In my searches for images of Christmases past I came across the photograph of Figure 1. It shows a group of London children, with delighted faces, carrying holly and mistletoe. The picture was from 1915 so both Edwardian and during the First World War. In that context there is a lot going on – poor children, grubbily dressed, both still with happy faces.So it isn’t a charming little image of Christmas in the “good ol’ days,” but rather a rawer image of Christmas past.
To me it is most reminiscent of Sherlock Holmes’ Baker Street Irregulars.
“At this moment there was a loud ring at the bell, and I could hear Mrs. Hudson, our landlady, raising her voice in a wail of expostulation and dismay.
“By heavens, Holmes,” I said, half rising, “I believe that they are really after us.”
“No, it’s not quite so bad as that. It is the unofficial force—the Baker Street irregulars.”
As he spoke, there came a swift pattering of naked feet upon the stairs, a clatter of high voices, and in rushed a dozen dirty and ragged little street…. There was some show of discipline among them, despite their tumultuous entry, for they instantly drew up in line and stood facing us with expectant faces.
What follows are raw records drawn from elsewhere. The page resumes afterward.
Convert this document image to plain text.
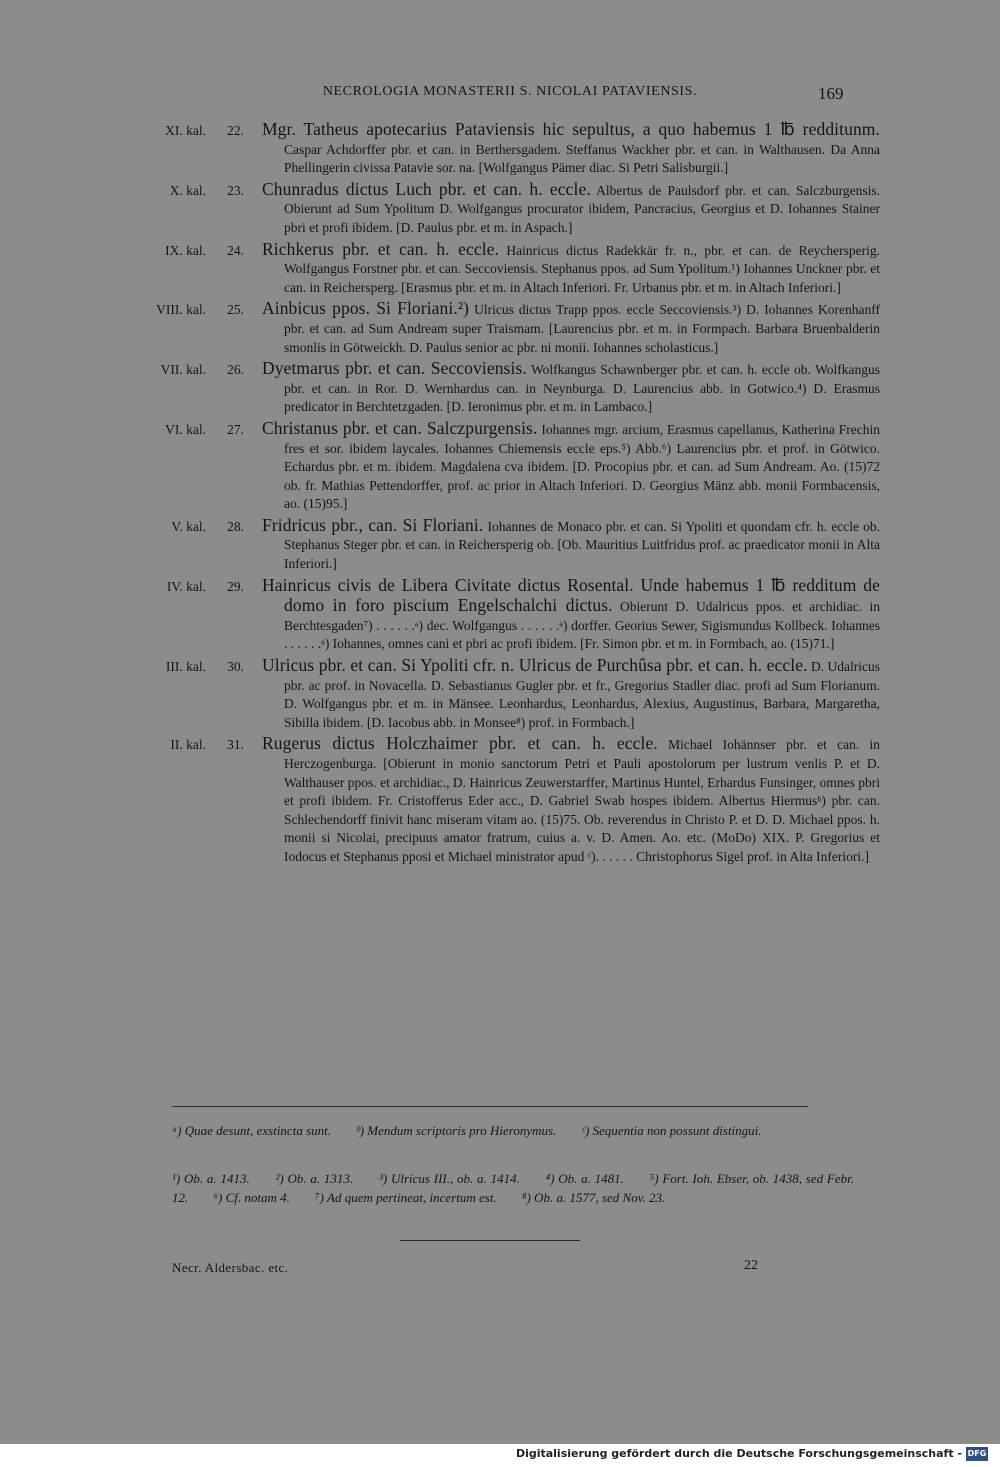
NECROLOGIA MONASTERII S. NICOLAI PATAVIENSIS.	169
XI. kal.	22. Mgr. Tatheus apotecarius Pataviensis hic sepultus, a quo habemus 1 ℔ redditunm. Caspar Achdorffer pbr. et can. in Berthersgadem. Steffanus Wackher pbr. et can. in Walthausen. Da Anna Phellingerin civissa Patavie sor. na. [Wolfgangus Pämer diac. Si Petri Salisburgii.]
X. kal.	23. Chunradus dictus Luch pbr. et can. h. eccle. Albertus de Paulsdorf pbr. et can. Salczburgensis. Obierunt ad Sum Ypolitum D. Wolfgangus procurator ibidem, Pancracius, Georgius et D. Iohannes Stainer pbri et profi ibidem. [D. Paulus pbr. et m. in Aspach.]
IX. kal.	24. Richkerus pbr. et can. h. eccle. Hainricus dictus Radekkär fr. n., pbr. et can. de Reychersperig. Wolfgangus Forstner pbr. et can. Seccoviensis. Stephanus ppos. ad Sum Ypolitum.¹) Iohannes Unckner pbr. et can. in Reichersperg. [Erasmus pbr. et m. in Altach Inferiori. Fr. Urbanus pbr. et m. in Altach Inferiori.]
VIII. kal.	25. Ainbicus ppos. Si Floriani.²) Ulricus dictus Trapp ppos. eccle Seccoviensis.³) D. Iohannes Korenhanff pbr. et can. ad Sum Andream super Traismam. [Laurencius pbr. et m. in Formpach. Barbara Bruenbalderin smonlis in Götweickh. D. Paulus senior ac pbr. ni monii. Iohannes scholasticus.]
VII. kal.	26. Dyetmarus pbr. et can. Seccoviensis. Wolfkangus Schawnberger pbr. et can. h. eccle ob. Wolfkangus pbr. et can. in Ror. D. Wernhardus can. in Neynburga. D. Laurencius abb. in Gotwico.⁴) D. Erasmus predicator in Berchtetzgaden. [D. Ieronimus pbr. et m. in Lambaco.]
VI. kal.	27. Christanus pbr. et can. Salczpurgensis. Iohannes mgr. arcium, Erasmus capellanus, Katherina Frechin fres et sor. ibidem laycales. Iohannes Chiemensis eccle eps.⁵) Abb.⁶) Laurencius pbr. et prof. in Götwico. Echardus pbr. et m. ibidem. Magdalena cva ibidem. [D. Procopius pbr. et can. ad Sum Andream. Ao. (15)72 ob. fr. Mathias Pettendorffer, prof. ac prior in Altach Inferiori. D. Georgius Mänz abb. monii Formbacensis, ao. (15)95.]
V. kal.	28. Fridricus pbr., can. Si Floriani. Iohannes de Monaco pbr. et can. Si Ypoliti et quondam cfr. h. eccle ob. Stephanus Steger pbr. et can. in Reichersperig ob. [Ob. Mauritius Luitfridus prof. ac praedicator monii in Alta Inferiori.]
IV. kal.	29. Hainricus civis de Libera Civitate dictus Rosental. Unde habemus 1 ℔ redditum de domo in foro piscium Engelschalchi dictus. Obierunt D. Udalricus ppos. et archidiac. in Berchtesgaden⁷) . . . . . .ᵃ) dec. Wolfgangus . . . . . .ᵃ) dorffer. Georius Sewer, Sigismundus Kollbeck. Iohannes . . . . . .ᵃ) Iohannes, omnes cani et pbri ac profi ibidem. [Fr. Simon pbr. et m. in Formbach, ao. (15)71.]
III. kal.	30. Ulricus pbr. et can. Si Ypoliti cfr. n. Ulricus de Purchûsa pbr. et can. h. eccle. D. Udalricus pbr. ac prof. in Novacella. D. Sebastianus Gugler pbr. et fr., Gregorius Stadler diac. profi ad Sum Florianum. D. Wolfgangus pbr. et m. in Mänsee. Leonhardus, Leonhardus, Alexius, Augustinus, Barbara, Margaretha, Sibilla ibidem. [D. Iacobus abb. in Monsee⁸) prof. in Formbach.]
II. kal.	31. Rugerus dictus Holczhaimer pbr. et can. h. eccle. Michael Iohännser pbr. et can. in Herczogenburga. [Obierunt in monio sanctorum Petri et Pauli apostolorum per lustrum venlis P. et D. Walthauser ppos. et archidiac., D. Hainricus Zeuwerstarffer, Martinus Huntel, Erhardus Funsinger, omnes pbri et profi ibidem. Fr. Cristofferus Eder acc., D. Gabriel Swab hospes ibidem. Albertus Hiermusᵇ) pbr. can. Schlechendorff finivit hanc miseram vitam ao. (15)75. Ob. reverendus in Christo P. et D. D. Michael ppos. h. monii si Nicolai, precipuus amator fratrum, cuius a. v. D. Amen. Ao. etc. (MoDo) XIX. P. Gregorius et Iodocus et Stephanus pposi et Michael ministrator apud ᶜ). . . . . . Christophorus Sigel prof. in Alta Inferiori.]
ᵃ) Quae desunt, exstincta sunt. ᵇ) Mendum scriptoris pro Hieronymus. ᶜ) Sequentia non possunt distingui.
¹) Ob. a. 1413. ²) Ob. a. 1313. ³) Ulricus III., ob. a. 1414. ⁴) Ob. a. 1481. ⁵) Fort. Ioh. Ebser, ob. 1438, sed Febr. 12. ⁶) Cf. notam 4. ⁷) Ad quem pertineat, incertum est. ⁸) Ob. a. 1577, sed Nov. 23.
Necr. Aldersbac. etc.	22
Digitalisierung gefördert durch die Deutsche Forschungsgemeinschaft - DFG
One of their number, taller and older than the others, stood forward with an air of lounging superiority which was very funny in such a disreputable little scarecrow.”
Sir Arthur Conan Doyle – The Sign of the Four (1890)
As a result, we can see this as a kind of triangle of fiction and reality. Conan Doyle is writing fiction, but describing what he sees and what is familiar. The photographer is making a social statement, projecting what he perceives to what we see. And finally we, as viewers of the image, complete the triangle. We relate it back to the fictional characters that are part of the collective thought of generations of Sherlock Holmes readers. And we recognize, through Dickens, that life was not always so lovely.